Five of the top seven and six of the top twenty biological products in 2010 (in terms of revenue) were monoclonal antibodies
(mAbs) (1). Several new mAb products and mAb biosimilars are in development, and all require extensive characterization to
obtain the necessary approvals for clinical trials and to eventually be released onto the market.
The most recent regulatory document covering characterization of mAbs was published by the European Medicines Agency (EMA)
in July 2009 (2). This EMA guideline entitled Development, Production, Characterization and Specifications for Monoclonal Antibodies and Related Products states that the mA should be characterized thoroughly (2). This characterization should include the determination of physicochemical
and structural properties, purity, impurities and quantity of the mAb, in line with International Conference on Harmoniaation
(ICH) guideline Q6B (3).
ICH Q6B provides a uniform set of internationally accepted principles for characterization of biotechnological products to
support new marketing applications. The document suggests that analyses be performed to provide the following information
for biological or biopharmaceutical products:
- Amino acid sequence
- Amino acid composition
- Terminal amino acid sequence
- Peptide map
- Sulfhydryl group(s) and disulfide bridges
- Carbohydrate structure
- Molecular weight or size
- Isoform pattern
- Extinction coefficient (or molar absorptivity)

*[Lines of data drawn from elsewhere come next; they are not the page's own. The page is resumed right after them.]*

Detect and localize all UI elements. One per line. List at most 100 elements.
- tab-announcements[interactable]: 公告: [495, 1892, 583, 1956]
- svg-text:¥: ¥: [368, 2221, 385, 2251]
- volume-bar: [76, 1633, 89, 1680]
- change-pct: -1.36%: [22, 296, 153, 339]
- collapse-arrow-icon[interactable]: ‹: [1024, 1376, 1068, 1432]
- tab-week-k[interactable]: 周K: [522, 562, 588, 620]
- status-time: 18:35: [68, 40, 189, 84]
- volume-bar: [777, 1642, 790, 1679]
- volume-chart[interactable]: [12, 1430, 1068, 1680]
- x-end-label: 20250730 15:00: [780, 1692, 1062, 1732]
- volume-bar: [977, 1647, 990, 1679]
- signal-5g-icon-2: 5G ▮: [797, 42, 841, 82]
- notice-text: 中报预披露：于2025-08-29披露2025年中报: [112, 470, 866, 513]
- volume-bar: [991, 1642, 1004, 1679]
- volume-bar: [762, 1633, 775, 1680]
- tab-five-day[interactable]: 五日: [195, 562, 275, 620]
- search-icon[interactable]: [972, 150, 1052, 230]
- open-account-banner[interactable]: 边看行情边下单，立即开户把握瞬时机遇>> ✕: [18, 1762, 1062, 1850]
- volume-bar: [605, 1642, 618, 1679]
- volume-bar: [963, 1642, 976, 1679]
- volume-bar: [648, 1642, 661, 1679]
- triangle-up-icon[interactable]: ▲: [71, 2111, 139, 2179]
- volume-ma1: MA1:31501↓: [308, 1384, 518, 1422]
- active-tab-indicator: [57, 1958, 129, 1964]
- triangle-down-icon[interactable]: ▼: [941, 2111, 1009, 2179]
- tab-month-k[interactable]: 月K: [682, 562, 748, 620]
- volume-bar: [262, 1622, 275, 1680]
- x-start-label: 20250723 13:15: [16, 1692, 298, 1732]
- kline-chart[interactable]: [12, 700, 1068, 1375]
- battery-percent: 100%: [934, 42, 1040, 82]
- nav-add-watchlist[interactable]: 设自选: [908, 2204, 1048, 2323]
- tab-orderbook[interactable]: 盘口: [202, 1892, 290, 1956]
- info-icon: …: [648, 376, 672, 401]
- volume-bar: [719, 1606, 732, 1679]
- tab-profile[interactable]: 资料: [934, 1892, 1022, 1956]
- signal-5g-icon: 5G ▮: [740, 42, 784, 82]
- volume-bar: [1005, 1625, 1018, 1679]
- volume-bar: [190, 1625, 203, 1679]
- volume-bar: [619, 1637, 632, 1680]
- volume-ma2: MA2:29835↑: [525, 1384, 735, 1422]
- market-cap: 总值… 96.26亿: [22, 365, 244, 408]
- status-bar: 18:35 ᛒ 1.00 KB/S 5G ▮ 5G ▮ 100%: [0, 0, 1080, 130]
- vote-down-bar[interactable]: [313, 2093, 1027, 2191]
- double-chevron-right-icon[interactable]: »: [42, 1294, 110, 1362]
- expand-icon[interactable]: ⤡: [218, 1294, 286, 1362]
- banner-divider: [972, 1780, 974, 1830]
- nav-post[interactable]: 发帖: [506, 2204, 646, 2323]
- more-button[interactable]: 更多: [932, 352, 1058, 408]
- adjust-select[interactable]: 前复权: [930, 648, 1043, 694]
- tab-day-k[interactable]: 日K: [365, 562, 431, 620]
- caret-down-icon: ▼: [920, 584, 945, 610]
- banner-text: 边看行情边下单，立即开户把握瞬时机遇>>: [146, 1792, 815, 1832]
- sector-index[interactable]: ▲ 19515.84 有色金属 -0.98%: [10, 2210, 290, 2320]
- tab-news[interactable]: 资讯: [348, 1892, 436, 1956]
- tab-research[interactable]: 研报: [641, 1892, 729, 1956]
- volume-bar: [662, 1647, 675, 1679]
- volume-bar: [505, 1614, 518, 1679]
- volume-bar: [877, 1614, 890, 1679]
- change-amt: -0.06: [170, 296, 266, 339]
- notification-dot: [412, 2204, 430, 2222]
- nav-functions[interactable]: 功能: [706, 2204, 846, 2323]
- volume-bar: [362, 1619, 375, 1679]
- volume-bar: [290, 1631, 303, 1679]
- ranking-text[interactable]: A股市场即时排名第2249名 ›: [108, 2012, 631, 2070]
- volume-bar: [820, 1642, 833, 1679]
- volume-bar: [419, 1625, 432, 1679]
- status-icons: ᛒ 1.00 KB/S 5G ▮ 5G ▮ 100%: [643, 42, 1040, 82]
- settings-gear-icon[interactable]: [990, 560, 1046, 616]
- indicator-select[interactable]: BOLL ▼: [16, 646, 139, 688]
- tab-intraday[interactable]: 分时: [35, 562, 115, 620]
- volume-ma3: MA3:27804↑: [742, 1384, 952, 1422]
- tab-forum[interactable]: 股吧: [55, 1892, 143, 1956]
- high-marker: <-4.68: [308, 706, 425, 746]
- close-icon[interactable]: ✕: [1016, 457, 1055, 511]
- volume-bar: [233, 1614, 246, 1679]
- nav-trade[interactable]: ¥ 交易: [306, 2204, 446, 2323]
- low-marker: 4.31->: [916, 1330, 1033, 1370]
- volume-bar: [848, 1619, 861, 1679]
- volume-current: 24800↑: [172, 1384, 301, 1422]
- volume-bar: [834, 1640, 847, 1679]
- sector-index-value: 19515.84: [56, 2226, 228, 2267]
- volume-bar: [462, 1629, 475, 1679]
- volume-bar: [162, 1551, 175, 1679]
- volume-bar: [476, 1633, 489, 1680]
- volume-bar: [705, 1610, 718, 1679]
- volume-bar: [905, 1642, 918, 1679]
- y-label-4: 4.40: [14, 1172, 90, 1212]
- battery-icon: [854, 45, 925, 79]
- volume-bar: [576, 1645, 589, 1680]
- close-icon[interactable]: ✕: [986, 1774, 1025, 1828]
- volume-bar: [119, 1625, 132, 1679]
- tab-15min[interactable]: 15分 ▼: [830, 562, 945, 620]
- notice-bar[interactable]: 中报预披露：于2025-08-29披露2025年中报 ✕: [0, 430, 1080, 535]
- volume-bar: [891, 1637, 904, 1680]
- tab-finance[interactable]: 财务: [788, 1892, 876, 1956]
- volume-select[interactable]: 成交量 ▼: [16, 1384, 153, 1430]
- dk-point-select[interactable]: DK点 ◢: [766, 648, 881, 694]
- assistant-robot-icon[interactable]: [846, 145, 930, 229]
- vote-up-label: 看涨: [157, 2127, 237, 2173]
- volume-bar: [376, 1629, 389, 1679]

- Electrophoretic patterns
- Liquid chromatographic patterns
- Spectroscopic profiles
The techniques used to provide the analytical data required by these guidelines are discussed below.
AMINO ACID COMPOSITION AND DETERMINATION OF THE EXTINCTION COEFFICIENT
ICH Q6B states that "The overall amino acid composition is determined using various hydrolytic and analytical procedures,
and compared with the amino acid composition deduced from the gene sequence for the desired product, or the natural counterpart,
if considered necessary. In many cases amino acid composition analysis provides some structural information for peptides and
small proteins, but such data are generally less definitive for large proteins. Quantitative amino acid analysis data can
also be used to determine protein content in many cases."
Amino acid composition analysis using reverse-phase high-performance liquid chromatography (RP–HPLC) with pre-column derivatization
or ion exchange chromatography with post-column derivatization are now routinely used to determine the amino acid composition
of biopharmaceutical products. Provided that the molar ratios of amino acids per mole of protein and the overall molecular
weight of the protein are known, the protein content can be calculated from the amount of each robust amino acid detected
in a hydrolysate of the product. Also, if the optical density (at 280 nm) for the solution from which the aliquot(s) for amino
acid analysis were taken is known, the Beer–Lambert law (absorbance [OD] = ε.c.l; where ε is the extinction coefficient, c
is the concentration in M/L, and l is the path length in cm) allows calculation of the extinction coefficient for the product,
meaning that spectrophotometry at 280 nm can be used to quantify the product in solution.